Über Sprachlosigkeit (André Gödecke)
„…meine Stille war wie eines Steines, über den der Bach sein Murmeln zieht.“
Wie gebannt starre ich auf diese Zeile in Rilkes Gedicht, und seufze unkontrolliert auf, so dass ein Mitreisender vom anderen Ende des Abteils irritiert zu mir herüber schaut. All die Familienfeiern, Kaffeetafeln, Dienstberatungen, Teamdebatten, Partys, in denen ich gelähmt und schweigend endlose Wortfluten über mich ergehen ließ – sie kommen mir jetzt in den Sinn und dazu der Schmerz über soviel Aushalten und vergeudete Lebenszeit …
Traurig muss ich lächeln, wenn ich daran denke, was dadurch alles ungesagt blieb und welches Bild meine Zeitgenossen von mir haben mussten bzw. teilweise noch heute von mir haben.
Etwas aus fernen Tagen begleitet meine Reise, um mir immer wieder einzuflüstern, dass es ungebührlich und sogar gefährlich ist, meine oft unfertigen Wortsetzungen einzubringen – etwas, das die längste Zeit unerkannt und als blinder Passagier mit von der Partie war.
Aber sei´s drum: Neue, sonnige Passagiere haben neben dem ollen Dunkelmann Platz genommen und mischen den Wagon gerne mal fröhlich auf.
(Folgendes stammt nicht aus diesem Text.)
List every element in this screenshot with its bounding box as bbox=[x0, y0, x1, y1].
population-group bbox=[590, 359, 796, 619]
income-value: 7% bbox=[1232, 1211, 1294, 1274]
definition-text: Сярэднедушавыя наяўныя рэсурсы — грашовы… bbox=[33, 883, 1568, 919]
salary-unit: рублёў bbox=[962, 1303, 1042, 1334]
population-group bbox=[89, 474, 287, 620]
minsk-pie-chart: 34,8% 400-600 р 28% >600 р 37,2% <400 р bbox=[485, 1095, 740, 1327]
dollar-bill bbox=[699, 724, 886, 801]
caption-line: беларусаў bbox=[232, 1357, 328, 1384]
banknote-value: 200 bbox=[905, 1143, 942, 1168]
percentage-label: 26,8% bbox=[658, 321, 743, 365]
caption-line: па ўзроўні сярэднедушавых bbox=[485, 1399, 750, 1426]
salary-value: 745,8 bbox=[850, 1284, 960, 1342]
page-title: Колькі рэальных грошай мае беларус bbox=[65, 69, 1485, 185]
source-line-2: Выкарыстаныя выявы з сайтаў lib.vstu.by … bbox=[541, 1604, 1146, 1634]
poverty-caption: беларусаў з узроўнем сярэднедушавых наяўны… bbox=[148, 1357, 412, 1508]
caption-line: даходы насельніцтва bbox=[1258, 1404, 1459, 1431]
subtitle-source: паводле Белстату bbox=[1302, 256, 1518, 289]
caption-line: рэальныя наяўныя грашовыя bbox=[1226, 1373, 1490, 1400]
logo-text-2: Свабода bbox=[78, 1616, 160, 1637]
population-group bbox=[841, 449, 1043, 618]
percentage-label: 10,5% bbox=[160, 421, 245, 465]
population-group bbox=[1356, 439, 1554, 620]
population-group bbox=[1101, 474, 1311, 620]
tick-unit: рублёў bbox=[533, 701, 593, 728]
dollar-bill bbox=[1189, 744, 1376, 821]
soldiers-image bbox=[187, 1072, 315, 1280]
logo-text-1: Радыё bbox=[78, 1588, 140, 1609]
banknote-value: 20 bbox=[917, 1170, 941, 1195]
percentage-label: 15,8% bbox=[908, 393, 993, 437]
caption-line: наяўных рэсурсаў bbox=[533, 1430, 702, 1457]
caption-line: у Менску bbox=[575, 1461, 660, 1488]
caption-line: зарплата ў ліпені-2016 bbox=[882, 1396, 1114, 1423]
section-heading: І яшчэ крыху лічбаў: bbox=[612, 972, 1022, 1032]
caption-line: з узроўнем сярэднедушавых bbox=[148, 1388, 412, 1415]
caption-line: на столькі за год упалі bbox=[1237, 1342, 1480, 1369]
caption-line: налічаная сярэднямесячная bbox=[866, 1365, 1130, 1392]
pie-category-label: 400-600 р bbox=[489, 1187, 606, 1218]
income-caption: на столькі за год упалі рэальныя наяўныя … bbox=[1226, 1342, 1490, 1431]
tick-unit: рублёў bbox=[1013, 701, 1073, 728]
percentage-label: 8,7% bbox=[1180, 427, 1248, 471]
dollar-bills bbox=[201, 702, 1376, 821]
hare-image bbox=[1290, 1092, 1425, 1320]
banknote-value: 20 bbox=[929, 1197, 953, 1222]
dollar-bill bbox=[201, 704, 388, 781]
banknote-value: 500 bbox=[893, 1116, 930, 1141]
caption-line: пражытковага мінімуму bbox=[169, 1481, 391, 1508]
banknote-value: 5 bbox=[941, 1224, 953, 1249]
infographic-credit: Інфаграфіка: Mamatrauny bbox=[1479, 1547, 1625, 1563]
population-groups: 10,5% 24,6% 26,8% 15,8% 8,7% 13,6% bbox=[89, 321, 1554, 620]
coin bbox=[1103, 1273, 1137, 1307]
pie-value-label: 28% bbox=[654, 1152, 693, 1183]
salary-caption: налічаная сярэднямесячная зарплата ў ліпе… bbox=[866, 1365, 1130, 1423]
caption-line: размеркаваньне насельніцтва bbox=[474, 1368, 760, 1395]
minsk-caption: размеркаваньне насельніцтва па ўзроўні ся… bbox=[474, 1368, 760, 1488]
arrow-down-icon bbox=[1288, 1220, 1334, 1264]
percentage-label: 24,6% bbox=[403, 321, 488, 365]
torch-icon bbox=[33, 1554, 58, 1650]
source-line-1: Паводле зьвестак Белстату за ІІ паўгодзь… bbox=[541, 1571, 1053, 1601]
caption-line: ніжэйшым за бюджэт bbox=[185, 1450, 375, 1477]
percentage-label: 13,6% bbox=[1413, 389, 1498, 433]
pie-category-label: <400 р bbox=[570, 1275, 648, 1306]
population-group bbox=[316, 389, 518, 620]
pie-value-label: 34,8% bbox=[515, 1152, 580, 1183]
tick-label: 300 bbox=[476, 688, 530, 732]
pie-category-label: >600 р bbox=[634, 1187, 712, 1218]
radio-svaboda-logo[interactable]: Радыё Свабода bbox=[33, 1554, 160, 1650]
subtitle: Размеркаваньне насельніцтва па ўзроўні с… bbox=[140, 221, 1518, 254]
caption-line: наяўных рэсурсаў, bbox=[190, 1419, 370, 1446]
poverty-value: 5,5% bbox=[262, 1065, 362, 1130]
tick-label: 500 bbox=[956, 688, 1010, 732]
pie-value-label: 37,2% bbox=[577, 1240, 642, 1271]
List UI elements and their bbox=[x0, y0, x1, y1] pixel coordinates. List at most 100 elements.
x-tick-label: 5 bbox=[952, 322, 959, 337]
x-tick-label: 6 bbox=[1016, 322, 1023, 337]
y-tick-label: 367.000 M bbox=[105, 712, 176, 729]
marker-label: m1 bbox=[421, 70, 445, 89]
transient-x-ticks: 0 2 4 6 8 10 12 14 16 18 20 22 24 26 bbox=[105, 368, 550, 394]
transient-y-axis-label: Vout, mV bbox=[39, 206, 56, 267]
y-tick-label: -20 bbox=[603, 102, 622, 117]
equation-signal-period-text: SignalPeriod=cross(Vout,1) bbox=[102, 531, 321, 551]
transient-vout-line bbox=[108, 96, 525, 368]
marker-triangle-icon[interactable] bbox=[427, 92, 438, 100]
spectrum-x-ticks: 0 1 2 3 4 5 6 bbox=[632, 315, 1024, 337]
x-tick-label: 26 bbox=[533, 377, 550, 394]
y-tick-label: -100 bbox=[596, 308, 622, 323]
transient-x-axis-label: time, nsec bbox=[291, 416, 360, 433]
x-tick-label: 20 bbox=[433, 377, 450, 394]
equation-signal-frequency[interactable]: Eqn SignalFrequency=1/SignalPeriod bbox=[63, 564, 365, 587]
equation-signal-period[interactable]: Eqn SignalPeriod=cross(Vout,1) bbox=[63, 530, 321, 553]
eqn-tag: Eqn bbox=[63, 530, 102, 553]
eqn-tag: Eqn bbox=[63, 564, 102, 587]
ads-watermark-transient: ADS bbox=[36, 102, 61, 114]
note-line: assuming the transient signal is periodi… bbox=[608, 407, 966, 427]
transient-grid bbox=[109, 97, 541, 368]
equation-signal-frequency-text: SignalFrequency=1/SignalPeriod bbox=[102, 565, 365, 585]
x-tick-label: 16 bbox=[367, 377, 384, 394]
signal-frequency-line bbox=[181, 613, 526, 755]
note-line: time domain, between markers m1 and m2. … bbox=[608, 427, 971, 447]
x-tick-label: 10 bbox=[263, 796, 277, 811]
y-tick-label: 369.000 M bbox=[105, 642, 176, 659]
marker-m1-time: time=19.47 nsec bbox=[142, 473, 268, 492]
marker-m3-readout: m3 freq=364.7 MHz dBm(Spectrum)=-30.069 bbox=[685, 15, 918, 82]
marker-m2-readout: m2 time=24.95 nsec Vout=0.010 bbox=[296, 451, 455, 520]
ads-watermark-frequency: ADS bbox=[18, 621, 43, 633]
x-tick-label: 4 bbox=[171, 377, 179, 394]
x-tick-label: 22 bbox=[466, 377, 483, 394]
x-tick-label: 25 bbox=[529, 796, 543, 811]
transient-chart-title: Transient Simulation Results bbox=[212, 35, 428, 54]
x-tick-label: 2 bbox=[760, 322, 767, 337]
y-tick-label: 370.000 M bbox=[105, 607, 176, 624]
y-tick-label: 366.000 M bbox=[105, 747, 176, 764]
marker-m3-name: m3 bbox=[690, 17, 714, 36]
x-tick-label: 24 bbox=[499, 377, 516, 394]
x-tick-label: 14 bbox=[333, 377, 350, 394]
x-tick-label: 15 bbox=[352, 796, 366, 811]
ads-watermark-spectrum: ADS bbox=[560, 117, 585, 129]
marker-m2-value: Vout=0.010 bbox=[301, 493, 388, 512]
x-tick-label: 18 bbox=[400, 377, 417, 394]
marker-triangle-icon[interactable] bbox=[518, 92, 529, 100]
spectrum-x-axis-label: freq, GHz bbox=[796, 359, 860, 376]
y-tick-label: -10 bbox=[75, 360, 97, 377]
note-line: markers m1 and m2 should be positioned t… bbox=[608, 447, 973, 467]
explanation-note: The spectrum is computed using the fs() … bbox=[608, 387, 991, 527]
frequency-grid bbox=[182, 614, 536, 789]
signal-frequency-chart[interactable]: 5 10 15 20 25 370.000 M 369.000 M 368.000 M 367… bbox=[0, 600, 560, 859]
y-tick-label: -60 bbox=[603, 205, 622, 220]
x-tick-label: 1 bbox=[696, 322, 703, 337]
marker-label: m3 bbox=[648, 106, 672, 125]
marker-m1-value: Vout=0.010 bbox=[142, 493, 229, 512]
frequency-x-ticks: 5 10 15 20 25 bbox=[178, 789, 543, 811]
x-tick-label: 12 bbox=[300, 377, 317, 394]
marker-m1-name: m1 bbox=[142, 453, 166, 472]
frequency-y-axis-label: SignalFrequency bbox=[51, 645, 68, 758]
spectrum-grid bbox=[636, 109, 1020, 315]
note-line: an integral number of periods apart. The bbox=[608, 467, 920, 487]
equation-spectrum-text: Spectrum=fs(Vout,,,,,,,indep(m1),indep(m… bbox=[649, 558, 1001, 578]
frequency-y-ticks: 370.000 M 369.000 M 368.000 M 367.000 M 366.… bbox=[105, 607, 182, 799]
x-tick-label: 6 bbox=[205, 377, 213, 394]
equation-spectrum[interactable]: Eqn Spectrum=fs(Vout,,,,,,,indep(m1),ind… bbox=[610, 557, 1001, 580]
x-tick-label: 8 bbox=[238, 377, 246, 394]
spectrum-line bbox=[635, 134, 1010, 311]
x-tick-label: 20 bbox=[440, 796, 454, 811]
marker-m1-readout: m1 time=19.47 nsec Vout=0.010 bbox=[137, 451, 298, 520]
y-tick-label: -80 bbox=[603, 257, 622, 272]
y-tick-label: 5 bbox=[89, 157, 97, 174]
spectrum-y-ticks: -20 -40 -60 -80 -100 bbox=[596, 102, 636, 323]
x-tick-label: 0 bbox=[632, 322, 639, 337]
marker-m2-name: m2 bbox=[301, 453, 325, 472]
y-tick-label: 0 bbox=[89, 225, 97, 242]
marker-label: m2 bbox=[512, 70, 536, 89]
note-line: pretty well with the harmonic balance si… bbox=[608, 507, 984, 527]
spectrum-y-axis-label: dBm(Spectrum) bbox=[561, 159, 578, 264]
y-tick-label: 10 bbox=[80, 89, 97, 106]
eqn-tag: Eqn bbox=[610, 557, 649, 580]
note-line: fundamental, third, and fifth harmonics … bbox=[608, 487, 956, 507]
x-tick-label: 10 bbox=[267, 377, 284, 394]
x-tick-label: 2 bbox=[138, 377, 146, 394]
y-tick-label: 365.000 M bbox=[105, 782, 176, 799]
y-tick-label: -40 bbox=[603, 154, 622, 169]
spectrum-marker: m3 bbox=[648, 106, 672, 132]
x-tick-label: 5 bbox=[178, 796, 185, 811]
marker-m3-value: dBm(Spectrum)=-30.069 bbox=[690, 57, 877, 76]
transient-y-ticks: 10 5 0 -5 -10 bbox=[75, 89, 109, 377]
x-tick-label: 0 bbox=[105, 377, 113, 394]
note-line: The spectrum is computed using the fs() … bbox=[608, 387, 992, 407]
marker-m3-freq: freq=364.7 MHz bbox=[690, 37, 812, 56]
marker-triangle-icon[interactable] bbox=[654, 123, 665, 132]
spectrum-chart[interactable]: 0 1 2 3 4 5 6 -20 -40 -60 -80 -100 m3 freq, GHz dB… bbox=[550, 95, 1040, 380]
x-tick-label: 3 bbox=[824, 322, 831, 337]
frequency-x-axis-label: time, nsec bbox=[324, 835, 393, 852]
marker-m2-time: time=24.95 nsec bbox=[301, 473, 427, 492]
Manch einer nickt mir aufmunternd zu, wenn ich kurz davor bin, „Moment mal!“ zu sagen oder mir eine Frage auf der Zunge liegt, die das Zeug hat, festgefahrenen Konversationen einen neuen Drive zu geben.
Keine Begegnung zwischen mir und anderen Menschen sollte lediglich über die Bühne gebracht, absolviert oder ertragen werden. In jeder dieser Begegnungen liegt mehr oder weniger still verborgen ein Keim für etwas Überraschendes, Verbindendes – auch wenn die Versuchung, meine Rolle „korrekt“ auszufüllen oder der echten Begegnung auszuweichen so oft gewinnt und dem Wunder immer wieder die Tür vor der Nase zuschlägt.
Mit dieser Erkenntnis schwinden auch die Gründe, in langweiligen Gesprächen still vor mich hin zu leiden. Es fällt mir heute zunehmend leichter zu intervenieren, wenn Gespräche „nach Drehbuch“ verlaufen oder ihr Potenzial von Monologen zersetzt wird.
Oh ja das kenne ich, die Vielredner energetisieren durch ihr reden selbst und nutzen dazu einen der Stiller ist, so erlebe ich es, ich unterbreche dann und lasse mich nicht mehr zuschwadern, dazu fällt mir auch ein Gedicht von Rilke ein, ja und das Lauschen und das Zuhören sind keine Qualitäten in unserer Kultur, sie können durch den Dialog wieder entdeckt werden,
Ich fürchte mich so vor der Menschen Wort.
Sie sprechen alles so deutlich aus:
Und dieses heißt Hund und jenes heißt Haus,
und hier ist Beginn und das Ende ist dort.
Mich bangt auch ihr Sinn, ihr Spiel mit dem Spott.
sie wissen alles, was wird und war;
kein Berg ist ihnen mehr wunderbar;
ihr Garten und Gut grenzt grade an Gott.
Ich will immer warnen und wehren: Bleibt fern.
Die Dinge singen hör ich so gern.
Ihr rührt sie an: sie sind starr und stumm.
Ihr bringt mir alle die Dinge um. Rilke
hier findest du was über die sogen. Logorrhoe und sogen. Logopathen, es ist aber falsch, dies als Krankheit zu definieren, finde ich, aber sind schon Phänomene, die viele an sich haben und es nicht gar wahrnehmen….
https://traurigschoenewelt.wordpress.com/2012/10/04/logorrhoe-und-logopathen/
Ja, er erklärt das Vielreden plakativ zur Krankheit – aber ich fühle mit ihm beim Lesen und bekomme eine Ahnung, was er schon alles durchgemacht hat …
Warum auch nicht mal auf polemische Weise den Spieß umdrehen – anstatt immer nur den, der schweigt, als „sozial gestört“ zu etikettieren?!
Aber im Grunde glaube ich, dass so gut wie keiner von den „Vielrednern“ wirklich möchte, dass ihm unter Qualen zugehört wird. Sie brauchen ehrliche Rückmeldungen, damit sie nicht immer wieder die Grenzen ihrer Mitmenschen überschreiten – auch wenn das manchmal nicht so einfach ist.
Herzlichen Dank übrigens noch für das Gedicht: Ich kannte es bisher nur von einer Musik-CD (Rilke-Projekt von Schönhert und Fleer) und habe nie in den Büchern gefunden und auch nicht im Internet!